28 Haziran 2016’da Kudüs’te imzalanan anlaşmayla İsrail hükümetinin tazminat olarak 20 milyon dolar ödeme yapacağı, İsrail’in Mavi Marmara hadisesiyle ilgili doğrudan veya dolaylı cezai talebe ilişkin sorumluluktan muaf tutulacağı garanti altına alındı.
Anlaşma metnini Türkiye adına dönemin Dışişleri Bakanlığı Müsteşarı Feridun Sinirlioğlu, İsrail adına ise mevkidaşı Dore Gold imzaladı.

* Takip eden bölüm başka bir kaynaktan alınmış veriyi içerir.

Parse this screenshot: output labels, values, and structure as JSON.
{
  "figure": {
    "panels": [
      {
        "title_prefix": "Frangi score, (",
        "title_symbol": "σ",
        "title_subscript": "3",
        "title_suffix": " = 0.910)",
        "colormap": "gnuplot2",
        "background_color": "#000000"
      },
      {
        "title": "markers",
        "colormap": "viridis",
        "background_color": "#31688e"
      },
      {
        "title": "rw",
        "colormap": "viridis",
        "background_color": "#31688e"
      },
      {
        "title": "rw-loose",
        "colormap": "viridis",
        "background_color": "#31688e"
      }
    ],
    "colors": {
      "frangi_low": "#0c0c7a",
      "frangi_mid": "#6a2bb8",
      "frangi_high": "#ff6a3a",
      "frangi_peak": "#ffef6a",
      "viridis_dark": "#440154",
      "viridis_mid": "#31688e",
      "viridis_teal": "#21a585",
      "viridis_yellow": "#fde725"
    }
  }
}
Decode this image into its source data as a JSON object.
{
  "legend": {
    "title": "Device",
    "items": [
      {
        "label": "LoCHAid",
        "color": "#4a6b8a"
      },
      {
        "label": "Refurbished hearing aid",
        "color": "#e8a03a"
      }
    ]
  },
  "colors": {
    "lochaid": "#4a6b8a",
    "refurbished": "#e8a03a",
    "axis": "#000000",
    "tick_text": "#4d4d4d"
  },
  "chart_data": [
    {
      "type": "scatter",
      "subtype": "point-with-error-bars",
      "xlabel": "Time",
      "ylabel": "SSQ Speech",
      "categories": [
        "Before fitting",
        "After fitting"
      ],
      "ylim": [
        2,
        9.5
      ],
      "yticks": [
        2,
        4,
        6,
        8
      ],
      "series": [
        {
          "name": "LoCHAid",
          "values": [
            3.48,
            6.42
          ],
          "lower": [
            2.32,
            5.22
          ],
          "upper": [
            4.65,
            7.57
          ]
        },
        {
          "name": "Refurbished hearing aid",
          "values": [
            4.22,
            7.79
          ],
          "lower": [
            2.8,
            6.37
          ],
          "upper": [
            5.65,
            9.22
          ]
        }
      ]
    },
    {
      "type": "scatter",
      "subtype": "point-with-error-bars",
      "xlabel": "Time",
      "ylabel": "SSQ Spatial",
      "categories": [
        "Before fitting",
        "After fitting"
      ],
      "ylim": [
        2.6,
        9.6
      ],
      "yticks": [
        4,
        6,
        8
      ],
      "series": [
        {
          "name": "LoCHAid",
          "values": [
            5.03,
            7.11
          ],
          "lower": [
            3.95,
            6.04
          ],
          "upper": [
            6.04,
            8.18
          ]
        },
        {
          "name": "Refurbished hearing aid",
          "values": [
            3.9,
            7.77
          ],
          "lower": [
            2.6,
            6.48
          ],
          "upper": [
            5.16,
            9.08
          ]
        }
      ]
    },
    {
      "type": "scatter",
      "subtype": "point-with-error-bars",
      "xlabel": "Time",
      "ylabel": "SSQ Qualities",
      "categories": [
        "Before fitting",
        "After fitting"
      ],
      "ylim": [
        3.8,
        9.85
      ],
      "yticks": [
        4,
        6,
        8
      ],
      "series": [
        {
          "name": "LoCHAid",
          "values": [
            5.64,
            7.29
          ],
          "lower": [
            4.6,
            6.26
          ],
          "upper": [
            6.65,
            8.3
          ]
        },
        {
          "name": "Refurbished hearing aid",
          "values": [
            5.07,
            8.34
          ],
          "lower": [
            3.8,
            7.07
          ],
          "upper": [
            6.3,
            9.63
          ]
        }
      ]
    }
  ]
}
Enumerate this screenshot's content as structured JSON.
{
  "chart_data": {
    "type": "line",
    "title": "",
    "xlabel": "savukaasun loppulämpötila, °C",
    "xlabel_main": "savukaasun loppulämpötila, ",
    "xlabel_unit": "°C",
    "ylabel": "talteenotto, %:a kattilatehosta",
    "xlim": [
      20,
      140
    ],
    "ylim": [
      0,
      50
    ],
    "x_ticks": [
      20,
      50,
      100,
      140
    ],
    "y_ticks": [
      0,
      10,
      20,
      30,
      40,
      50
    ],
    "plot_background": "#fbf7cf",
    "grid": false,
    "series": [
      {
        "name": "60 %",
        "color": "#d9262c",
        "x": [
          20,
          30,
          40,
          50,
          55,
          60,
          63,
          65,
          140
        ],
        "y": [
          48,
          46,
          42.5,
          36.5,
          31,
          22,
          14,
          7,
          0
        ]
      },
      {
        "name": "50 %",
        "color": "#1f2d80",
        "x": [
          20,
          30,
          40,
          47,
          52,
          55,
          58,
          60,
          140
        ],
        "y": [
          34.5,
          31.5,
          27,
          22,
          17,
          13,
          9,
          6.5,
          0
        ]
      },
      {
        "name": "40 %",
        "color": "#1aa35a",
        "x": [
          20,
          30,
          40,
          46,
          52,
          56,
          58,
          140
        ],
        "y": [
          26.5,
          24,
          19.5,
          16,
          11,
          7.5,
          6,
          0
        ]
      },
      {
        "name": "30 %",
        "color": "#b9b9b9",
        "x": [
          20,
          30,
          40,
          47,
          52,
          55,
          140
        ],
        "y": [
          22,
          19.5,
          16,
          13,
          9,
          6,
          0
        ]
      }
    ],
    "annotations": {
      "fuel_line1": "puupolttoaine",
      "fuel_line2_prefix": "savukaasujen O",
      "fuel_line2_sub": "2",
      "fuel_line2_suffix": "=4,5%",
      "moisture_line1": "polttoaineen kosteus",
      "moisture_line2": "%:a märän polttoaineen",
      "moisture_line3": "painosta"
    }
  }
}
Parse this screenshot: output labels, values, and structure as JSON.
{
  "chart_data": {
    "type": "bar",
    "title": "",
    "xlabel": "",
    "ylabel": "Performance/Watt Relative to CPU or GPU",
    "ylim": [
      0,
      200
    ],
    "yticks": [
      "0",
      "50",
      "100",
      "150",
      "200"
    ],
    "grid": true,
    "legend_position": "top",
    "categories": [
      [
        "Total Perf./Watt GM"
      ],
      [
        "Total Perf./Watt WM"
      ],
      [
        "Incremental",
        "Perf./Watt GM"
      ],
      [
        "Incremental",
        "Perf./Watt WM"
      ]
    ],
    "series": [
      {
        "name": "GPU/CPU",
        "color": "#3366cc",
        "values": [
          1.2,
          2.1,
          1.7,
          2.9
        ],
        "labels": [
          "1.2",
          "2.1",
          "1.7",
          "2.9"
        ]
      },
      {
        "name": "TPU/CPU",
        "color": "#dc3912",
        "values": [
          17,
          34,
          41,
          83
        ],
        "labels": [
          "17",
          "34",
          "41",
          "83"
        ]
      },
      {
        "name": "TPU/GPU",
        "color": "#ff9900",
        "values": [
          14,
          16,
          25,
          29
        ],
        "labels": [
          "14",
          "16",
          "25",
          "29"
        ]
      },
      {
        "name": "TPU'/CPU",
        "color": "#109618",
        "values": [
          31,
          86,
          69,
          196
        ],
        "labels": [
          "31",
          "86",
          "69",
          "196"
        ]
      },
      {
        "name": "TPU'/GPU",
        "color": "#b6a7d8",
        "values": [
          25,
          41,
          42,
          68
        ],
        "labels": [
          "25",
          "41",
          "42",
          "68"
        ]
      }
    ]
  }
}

1 ay sonra yapılan Mavi Marmara duruşmasında ise mahkeme heyeti davanın düşürülmesine ve yakalama kararının iptal edilmesine hükmetti.
Ashkenazi’nin birçok katliamda komutanlık yapan bir isim olduğunu söyleyen Mavi Marmara avukatlarından Gülden Sönmez, “Biz gemide tutulurken Mavi Marmara gemisine de bizzat binmiş ve şehitlerimizin kanına basarak dolaşmıştır. Katliamın baş sorumlularındandır” dedi.
Ashkenazi ve diğer sorumluların, haklarındaki adli süreçler ve mahkemelerden kararlarıyla İsrail’den çıkamaz hale geldiklerine ve birçok ülkede söz konusu isimler hakkında yakalama kararı verildiğine değinen Sönmez, Türkiye’deki davanın düşürülmesiyle bu isimlerin rahatladığını belirtti.
Sönmez, İsrail’in bu adımına karşılık Türkiye’nin anlaşmayı feshetmesi gerektiğini belirtti.
Ashkenazi, göreve geldikten sonra ilk açıklamasında bölgede krize neden olan Trump’un tek taraflı “Ortadoğu barış planına" değindi.
İsrail’de yayın yapan Haaretz’in haberine göre, Ashkenazi bakanlığının ilk gününde Batı Şeria’daki Yahudi yerleşimleri ve Ürdün Vadisi’nin ilhakına onay veren planla ilgili ABD ile koordineli şekilde çalışacaklarını söyledi.
Ashkenazi açıklamasında, “Ortadoğu barış planı İsrail’in gelecek on yıllarını şekillendirmek için tarihi bir fırsat” dedi.